On August 8, 2008, healthcare director general Ray Busuttil wrote back granting permission, pending approval from the Curia and the police.

The Office of The Prime Minister was also informed of the find by the Curia, which is partly responsible for the church, and, on October 15, Bishop Annetto Depasquale wrote to the rder saying the Archbishop found no objection in transferring the remains.

The project of moving the bones once they are preserved – which has not happened yet – was, however, shelved and then it was time for a change in the Malta association’s leadership.

In 2009, the association also wrote to Chris Ciantar, permanent secretary at the Resources Ministry, who, on March 26, replied that the matter should have been referred to the superintendence. The latter, however, only came to know of the find last week, according to superintendent Anthony Pace.

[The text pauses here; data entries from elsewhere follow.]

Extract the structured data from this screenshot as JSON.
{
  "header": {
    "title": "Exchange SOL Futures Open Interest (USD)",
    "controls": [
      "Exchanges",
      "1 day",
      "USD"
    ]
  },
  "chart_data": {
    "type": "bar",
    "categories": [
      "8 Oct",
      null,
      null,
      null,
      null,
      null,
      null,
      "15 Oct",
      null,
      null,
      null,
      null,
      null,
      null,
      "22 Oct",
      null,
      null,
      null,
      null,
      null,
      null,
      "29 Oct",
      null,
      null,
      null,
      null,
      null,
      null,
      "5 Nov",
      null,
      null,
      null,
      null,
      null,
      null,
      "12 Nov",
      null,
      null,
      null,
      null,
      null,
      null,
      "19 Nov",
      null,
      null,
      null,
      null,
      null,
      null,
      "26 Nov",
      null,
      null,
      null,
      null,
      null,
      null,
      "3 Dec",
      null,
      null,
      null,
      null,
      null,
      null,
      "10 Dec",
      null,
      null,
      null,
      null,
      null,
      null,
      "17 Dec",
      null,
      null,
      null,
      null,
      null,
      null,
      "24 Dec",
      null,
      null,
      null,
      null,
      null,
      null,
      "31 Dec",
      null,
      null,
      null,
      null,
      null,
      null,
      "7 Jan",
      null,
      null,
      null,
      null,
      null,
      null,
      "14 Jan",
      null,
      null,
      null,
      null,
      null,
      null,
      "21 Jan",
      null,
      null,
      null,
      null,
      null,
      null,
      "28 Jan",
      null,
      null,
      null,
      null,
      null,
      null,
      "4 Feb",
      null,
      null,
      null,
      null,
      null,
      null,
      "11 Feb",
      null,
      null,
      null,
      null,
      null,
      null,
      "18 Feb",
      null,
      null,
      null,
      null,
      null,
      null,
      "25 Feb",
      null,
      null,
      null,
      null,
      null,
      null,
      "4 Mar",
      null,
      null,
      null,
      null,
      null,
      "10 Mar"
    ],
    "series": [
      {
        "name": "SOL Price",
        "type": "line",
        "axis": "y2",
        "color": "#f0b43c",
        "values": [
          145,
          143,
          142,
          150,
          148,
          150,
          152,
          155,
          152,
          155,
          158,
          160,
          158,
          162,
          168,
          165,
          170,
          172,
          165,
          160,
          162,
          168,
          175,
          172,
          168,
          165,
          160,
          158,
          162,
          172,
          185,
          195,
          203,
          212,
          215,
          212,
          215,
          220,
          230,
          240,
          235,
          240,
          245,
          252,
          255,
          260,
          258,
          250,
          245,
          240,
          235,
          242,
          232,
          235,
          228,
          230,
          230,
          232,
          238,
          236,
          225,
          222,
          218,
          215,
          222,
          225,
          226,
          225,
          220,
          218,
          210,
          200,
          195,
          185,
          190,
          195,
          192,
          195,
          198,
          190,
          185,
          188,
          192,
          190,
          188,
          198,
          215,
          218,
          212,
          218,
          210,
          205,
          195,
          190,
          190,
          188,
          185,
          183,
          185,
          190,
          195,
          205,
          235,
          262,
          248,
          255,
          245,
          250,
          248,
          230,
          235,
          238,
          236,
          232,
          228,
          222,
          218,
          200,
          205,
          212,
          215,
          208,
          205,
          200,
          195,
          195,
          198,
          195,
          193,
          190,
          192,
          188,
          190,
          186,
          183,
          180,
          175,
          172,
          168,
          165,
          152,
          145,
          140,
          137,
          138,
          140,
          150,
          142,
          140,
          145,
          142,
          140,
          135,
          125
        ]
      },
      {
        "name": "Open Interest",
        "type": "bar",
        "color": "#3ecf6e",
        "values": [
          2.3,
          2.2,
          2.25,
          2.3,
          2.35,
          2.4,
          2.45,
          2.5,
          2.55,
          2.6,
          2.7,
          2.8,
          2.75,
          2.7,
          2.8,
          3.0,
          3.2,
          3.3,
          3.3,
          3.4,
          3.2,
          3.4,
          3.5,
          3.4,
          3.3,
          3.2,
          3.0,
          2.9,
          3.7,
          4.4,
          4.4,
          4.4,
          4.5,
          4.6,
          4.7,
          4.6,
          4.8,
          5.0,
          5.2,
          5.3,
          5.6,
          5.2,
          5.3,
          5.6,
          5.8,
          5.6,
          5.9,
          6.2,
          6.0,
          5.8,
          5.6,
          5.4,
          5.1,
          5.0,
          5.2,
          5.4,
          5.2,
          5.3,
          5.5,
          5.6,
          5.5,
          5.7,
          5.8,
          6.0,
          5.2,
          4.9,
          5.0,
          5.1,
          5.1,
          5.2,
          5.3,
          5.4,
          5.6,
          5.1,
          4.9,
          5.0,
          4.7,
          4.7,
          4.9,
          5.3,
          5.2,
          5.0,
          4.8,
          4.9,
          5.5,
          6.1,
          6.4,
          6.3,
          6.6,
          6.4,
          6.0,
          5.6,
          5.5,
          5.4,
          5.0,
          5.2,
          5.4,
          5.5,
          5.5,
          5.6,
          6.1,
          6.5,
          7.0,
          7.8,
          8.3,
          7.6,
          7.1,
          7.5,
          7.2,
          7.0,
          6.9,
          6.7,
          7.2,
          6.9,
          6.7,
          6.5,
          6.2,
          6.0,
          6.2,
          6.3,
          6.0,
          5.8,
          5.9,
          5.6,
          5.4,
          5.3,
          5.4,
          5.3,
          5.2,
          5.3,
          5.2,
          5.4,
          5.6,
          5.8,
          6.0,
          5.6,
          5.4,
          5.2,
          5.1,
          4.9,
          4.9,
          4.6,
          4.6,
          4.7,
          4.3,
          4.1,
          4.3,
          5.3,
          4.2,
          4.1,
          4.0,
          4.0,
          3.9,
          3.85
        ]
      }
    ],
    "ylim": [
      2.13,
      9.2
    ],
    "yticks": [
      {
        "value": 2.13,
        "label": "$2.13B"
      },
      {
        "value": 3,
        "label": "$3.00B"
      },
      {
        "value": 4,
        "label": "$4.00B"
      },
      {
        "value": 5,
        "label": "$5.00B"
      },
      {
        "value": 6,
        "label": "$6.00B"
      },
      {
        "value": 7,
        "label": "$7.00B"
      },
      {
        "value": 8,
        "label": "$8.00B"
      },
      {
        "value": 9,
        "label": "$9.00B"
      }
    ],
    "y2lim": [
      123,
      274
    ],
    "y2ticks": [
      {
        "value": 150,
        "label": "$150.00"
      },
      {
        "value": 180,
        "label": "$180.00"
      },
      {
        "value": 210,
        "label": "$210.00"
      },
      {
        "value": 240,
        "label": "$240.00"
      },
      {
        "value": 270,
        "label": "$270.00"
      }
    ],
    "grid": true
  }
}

In hindsight, the Knights admit they should have contacted the superintendence immediately but they resent being seen as “cowboys” with no respect for the law.

“Now we realise we should have contacted the superintendence and not these authorities but we were not trying to keep it hidden,” Daniel de Petri Testaferrata, chancellor of the association, said.

Before falling in the hands of the Knights, the basement of Casa Cassar was previously used as a restaurant and a barber shop.

The president of the Malta Association of the Sovereign Military Order of Malta, Philip Farrugia Randon recounts that when the knights went about their work on the basement after having finished the building of Casa Lanfreducci, which now houses the association’s headquarters, the place was in total disarray. Casa Lanfreducci was completed in the 1990s according to old plans and the place was in total ruins before the knights took over.

The order also categorically denied it carried out any rock cutting in the area of the basement’s floor, a point the ministry had used as criticism.

Asked who had put the remains in the pasticceria assortita (assorted pastries) boxes, Dr Farrugia Randon said he could not say exactly as this had happened before he became president but that the choice of container was regrettable.

The basement is closed off as the Superintendence for Cultural Heritage is carrying out investigations on site.